Im Gegensatz zur Mosel verfügt der Rheingau über kein klares Identitätsprofil nach außen und über keinen Repräsentanten vom Bekanntheitsgrad Ernie Loosens. Bernhard Breuer war ein derartiger Repräsentant, aber auch er hat letztendlich den Bettel hingeschmissen, weil das unbewegliche Schiff Rheingau ihm nicht folgen wollte.

Welche Konsequenzen sehe ich für den Rheingau:

  1. Auf die Spitze kommt es an: Solange die Großen Güter nicht den Willen zur absoluten Spitzenqualität haben, solange sie halbwegs zufrieden mit den Verkaufszahlen sind, wird sich nichts ändern.

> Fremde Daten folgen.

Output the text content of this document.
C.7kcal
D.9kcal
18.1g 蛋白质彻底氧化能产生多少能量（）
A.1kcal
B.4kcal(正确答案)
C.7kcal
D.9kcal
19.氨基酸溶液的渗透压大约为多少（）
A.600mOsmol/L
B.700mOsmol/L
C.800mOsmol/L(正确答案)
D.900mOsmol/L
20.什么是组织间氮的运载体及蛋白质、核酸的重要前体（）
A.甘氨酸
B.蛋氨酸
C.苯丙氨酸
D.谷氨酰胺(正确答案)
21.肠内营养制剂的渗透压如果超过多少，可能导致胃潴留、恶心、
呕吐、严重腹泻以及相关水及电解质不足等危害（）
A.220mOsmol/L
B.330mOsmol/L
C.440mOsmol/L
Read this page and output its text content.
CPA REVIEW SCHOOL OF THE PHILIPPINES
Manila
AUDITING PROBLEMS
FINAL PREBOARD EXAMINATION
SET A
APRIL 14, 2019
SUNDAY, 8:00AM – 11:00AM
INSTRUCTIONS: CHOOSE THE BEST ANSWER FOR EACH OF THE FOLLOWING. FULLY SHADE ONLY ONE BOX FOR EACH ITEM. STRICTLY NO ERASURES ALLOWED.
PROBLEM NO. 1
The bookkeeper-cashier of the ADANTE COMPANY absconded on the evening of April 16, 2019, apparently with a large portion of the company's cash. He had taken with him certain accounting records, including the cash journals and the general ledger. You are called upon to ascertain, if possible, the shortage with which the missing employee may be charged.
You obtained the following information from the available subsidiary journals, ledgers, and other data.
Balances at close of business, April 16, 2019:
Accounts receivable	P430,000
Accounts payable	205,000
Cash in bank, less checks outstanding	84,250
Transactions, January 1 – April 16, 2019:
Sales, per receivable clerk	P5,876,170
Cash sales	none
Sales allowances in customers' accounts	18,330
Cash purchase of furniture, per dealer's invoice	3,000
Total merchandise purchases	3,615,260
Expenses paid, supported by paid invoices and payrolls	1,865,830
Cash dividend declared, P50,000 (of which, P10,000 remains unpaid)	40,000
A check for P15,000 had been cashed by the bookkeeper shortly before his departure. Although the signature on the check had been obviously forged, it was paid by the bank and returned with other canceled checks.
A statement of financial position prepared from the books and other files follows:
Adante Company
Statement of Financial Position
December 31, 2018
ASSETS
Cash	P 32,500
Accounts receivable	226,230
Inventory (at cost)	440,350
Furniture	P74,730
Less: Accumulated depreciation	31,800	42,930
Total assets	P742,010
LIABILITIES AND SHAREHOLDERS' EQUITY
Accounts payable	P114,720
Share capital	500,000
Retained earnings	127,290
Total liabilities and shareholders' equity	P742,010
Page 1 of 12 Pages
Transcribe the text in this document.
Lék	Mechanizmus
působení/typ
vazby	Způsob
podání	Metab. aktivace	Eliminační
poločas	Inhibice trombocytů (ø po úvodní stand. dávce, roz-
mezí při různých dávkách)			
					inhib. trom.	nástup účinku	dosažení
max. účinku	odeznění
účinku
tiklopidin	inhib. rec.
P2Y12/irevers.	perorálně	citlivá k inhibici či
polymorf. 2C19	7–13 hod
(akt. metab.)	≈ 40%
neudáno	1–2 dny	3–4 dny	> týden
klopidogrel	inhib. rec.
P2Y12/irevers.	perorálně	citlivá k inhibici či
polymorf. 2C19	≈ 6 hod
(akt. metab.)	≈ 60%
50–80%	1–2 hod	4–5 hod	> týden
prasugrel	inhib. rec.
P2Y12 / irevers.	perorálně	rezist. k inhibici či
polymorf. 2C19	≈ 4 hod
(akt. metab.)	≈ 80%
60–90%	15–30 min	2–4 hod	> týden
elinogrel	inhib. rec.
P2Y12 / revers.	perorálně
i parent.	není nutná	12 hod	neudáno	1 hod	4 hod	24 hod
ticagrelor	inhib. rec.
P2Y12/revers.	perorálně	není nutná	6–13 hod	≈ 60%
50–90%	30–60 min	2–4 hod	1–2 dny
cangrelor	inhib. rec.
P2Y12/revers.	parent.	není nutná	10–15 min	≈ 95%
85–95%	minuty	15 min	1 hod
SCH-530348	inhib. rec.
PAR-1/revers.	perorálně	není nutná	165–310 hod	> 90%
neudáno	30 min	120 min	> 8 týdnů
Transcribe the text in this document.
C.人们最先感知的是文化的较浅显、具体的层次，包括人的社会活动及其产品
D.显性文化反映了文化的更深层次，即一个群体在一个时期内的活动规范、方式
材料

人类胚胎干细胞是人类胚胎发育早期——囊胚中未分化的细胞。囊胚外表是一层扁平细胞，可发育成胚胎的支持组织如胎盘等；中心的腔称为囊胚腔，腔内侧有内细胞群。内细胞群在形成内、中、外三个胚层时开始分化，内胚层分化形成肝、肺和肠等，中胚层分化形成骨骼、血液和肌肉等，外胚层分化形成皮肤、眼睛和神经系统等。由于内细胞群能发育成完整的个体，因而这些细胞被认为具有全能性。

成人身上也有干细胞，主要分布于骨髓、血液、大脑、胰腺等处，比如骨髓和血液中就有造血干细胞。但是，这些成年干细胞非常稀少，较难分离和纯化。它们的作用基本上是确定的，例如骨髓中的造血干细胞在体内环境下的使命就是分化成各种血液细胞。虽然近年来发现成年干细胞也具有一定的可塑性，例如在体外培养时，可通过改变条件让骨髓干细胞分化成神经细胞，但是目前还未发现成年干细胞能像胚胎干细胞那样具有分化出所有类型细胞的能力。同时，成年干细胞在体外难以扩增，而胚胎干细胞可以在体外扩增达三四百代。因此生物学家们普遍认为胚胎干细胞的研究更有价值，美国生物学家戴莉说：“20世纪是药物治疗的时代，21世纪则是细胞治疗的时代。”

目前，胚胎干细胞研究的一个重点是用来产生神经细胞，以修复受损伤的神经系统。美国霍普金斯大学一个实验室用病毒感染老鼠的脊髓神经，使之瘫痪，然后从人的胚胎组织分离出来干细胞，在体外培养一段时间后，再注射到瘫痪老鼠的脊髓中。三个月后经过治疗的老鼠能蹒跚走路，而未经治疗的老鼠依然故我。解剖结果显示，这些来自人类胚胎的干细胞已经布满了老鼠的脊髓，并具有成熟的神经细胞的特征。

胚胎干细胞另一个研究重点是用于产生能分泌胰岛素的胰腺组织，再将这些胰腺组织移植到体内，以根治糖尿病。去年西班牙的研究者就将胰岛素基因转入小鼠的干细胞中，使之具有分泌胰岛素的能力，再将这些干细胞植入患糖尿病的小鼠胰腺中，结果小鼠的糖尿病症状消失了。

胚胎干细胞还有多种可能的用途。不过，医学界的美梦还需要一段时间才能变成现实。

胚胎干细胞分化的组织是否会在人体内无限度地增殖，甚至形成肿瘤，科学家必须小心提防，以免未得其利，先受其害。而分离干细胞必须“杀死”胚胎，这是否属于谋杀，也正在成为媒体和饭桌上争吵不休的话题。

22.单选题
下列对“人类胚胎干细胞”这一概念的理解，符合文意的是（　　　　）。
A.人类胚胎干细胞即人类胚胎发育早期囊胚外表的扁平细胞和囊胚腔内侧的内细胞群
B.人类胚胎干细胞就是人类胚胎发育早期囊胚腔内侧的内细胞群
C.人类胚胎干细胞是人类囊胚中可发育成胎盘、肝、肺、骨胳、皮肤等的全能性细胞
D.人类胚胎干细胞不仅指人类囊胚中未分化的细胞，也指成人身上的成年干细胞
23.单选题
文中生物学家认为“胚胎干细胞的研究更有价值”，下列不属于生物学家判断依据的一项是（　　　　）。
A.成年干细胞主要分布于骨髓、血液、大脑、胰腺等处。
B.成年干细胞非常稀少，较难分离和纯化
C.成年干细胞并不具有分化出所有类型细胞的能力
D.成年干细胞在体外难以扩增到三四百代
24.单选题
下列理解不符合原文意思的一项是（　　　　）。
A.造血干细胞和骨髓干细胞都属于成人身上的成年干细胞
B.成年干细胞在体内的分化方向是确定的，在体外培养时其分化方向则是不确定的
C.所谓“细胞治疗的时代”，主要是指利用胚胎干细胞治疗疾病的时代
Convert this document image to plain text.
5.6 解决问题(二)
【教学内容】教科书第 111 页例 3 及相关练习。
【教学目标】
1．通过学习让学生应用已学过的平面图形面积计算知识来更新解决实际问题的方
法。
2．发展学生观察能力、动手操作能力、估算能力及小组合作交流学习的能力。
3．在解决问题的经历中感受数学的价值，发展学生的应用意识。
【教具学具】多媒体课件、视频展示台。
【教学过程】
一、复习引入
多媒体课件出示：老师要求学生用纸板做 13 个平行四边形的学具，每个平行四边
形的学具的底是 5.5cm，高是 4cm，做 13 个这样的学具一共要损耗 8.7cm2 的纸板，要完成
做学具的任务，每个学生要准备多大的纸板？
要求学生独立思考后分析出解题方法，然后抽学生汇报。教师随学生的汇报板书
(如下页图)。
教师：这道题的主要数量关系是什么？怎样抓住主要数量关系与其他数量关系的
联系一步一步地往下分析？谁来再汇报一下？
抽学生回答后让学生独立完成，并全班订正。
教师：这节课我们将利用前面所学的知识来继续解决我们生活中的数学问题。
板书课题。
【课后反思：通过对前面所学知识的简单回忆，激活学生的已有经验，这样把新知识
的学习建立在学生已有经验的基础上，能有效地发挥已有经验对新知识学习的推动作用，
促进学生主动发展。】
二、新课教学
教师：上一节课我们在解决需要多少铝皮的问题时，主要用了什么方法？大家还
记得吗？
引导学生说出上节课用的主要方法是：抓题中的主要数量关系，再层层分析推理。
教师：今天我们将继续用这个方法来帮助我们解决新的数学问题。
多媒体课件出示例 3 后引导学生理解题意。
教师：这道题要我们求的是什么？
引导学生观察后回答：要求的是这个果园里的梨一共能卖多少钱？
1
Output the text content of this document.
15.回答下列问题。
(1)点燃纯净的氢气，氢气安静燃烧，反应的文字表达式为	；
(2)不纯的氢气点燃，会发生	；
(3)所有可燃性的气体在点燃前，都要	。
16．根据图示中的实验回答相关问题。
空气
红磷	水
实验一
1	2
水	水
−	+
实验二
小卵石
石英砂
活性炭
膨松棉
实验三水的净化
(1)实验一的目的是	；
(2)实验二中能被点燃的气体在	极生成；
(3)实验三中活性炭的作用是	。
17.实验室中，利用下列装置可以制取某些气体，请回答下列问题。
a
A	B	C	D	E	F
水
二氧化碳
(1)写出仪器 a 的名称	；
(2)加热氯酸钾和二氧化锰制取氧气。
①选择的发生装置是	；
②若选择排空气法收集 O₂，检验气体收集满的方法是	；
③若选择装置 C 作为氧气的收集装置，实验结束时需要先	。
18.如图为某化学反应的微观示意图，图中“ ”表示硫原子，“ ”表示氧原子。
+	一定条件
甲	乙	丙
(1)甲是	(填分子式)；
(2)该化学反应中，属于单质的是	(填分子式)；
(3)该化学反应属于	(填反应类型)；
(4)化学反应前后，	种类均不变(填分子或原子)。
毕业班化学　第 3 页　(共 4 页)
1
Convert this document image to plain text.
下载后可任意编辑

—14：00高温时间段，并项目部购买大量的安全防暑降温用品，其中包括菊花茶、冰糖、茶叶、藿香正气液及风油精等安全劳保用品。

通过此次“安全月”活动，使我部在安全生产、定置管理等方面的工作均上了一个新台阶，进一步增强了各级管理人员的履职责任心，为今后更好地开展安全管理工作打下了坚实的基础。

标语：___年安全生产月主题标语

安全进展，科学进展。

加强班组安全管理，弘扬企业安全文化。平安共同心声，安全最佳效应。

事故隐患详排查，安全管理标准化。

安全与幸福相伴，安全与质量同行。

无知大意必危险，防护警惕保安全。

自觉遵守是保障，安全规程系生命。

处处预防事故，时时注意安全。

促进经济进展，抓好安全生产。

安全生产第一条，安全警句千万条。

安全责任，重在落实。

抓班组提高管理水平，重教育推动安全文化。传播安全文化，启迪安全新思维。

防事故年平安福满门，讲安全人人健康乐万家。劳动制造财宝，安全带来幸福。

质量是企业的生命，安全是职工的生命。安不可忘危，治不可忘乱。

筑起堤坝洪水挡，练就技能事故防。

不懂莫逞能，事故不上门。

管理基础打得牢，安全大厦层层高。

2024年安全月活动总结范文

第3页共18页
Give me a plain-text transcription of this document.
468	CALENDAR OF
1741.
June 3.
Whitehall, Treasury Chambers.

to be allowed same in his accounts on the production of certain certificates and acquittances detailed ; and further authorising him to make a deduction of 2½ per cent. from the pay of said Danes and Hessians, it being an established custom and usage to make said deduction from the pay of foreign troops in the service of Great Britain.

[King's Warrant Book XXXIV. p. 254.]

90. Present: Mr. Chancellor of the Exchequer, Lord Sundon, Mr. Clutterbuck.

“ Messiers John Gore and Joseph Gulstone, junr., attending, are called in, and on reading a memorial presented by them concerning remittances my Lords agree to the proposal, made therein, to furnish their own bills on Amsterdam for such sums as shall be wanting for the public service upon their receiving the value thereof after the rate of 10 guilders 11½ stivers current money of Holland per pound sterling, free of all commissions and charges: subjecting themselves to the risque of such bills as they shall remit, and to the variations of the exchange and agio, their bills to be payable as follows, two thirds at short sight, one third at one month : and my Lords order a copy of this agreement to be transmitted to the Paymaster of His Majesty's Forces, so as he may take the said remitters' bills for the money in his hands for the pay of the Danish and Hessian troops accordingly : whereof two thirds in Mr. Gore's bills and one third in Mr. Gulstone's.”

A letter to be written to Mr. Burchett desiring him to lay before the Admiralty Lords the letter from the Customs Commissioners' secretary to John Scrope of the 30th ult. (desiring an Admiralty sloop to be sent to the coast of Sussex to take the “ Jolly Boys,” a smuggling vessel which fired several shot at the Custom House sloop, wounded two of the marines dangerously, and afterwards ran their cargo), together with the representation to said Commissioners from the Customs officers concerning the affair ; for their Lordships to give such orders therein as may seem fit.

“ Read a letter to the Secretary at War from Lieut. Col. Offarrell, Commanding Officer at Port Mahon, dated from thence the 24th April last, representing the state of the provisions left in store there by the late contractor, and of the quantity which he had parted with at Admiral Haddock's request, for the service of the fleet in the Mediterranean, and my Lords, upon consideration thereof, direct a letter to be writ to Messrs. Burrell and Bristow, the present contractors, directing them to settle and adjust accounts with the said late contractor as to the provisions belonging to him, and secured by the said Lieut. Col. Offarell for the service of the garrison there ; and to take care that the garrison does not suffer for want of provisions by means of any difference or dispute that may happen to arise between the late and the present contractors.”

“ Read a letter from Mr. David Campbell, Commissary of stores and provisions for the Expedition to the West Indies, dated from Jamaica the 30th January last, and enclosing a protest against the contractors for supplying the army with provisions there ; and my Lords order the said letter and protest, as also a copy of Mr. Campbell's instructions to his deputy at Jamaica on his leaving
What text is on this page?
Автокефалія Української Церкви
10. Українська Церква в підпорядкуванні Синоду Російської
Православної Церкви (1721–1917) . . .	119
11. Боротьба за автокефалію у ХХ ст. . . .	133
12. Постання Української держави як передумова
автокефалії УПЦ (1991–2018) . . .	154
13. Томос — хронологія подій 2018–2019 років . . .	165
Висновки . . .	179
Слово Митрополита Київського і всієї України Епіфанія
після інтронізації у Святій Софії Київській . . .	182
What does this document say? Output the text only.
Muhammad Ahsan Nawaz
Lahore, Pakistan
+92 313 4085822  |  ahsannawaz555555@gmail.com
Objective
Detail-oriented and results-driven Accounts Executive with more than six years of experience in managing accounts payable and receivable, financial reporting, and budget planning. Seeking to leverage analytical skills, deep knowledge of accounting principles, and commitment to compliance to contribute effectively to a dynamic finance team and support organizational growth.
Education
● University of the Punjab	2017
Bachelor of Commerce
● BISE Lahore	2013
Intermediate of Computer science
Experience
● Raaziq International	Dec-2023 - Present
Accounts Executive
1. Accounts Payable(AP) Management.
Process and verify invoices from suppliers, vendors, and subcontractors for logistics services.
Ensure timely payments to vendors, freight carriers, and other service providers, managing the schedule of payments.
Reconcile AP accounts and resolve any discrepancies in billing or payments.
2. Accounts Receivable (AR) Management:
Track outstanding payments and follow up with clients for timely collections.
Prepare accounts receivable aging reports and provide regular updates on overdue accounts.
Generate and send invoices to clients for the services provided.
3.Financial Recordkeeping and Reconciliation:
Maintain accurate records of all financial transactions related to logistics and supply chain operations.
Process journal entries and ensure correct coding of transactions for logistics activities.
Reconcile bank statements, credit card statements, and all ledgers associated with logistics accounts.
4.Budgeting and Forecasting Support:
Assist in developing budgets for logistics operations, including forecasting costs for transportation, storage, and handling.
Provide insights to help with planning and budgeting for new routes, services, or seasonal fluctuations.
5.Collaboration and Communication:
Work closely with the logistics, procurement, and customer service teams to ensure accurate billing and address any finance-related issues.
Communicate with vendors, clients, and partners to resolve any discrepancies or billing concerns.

  2. Die Rheingauer Spitze muss an einem Strang ziehen, was Qualitätsziele und Selbstdarstellung nach außen betrifft und die Großen müssen dabei sein.
  3. Die Rheingauer Spitze muss sich eindeutig positionieren: Ohne eine klare Identität und ohne ein klares Profil geht nichts. Weine aus dem Rheingau müssen als authentisch wahrgenommen werden.
  4. Das Feld hochwertiger deutscher Riesling mit harmonische Süße ist durch die Mosel besetzt. Ob nun durchgegoren trocken oder Rheingau dry, der Rheingau muss sich als die Weinbauregion des trockenen deutschen Weißweins präsentieren: Dry red – Bordeaux, Dry white – Rheingau muss das Ziel sein.
  5. Die Rheingauer Spitze muss als tatsächliches High-End der Weißweinwelt wahrgenommen werden. Der Rheingau braucht zumindest ein international überragendes Leuchtfeuer: Wo ist der G-Max des Rheingaus?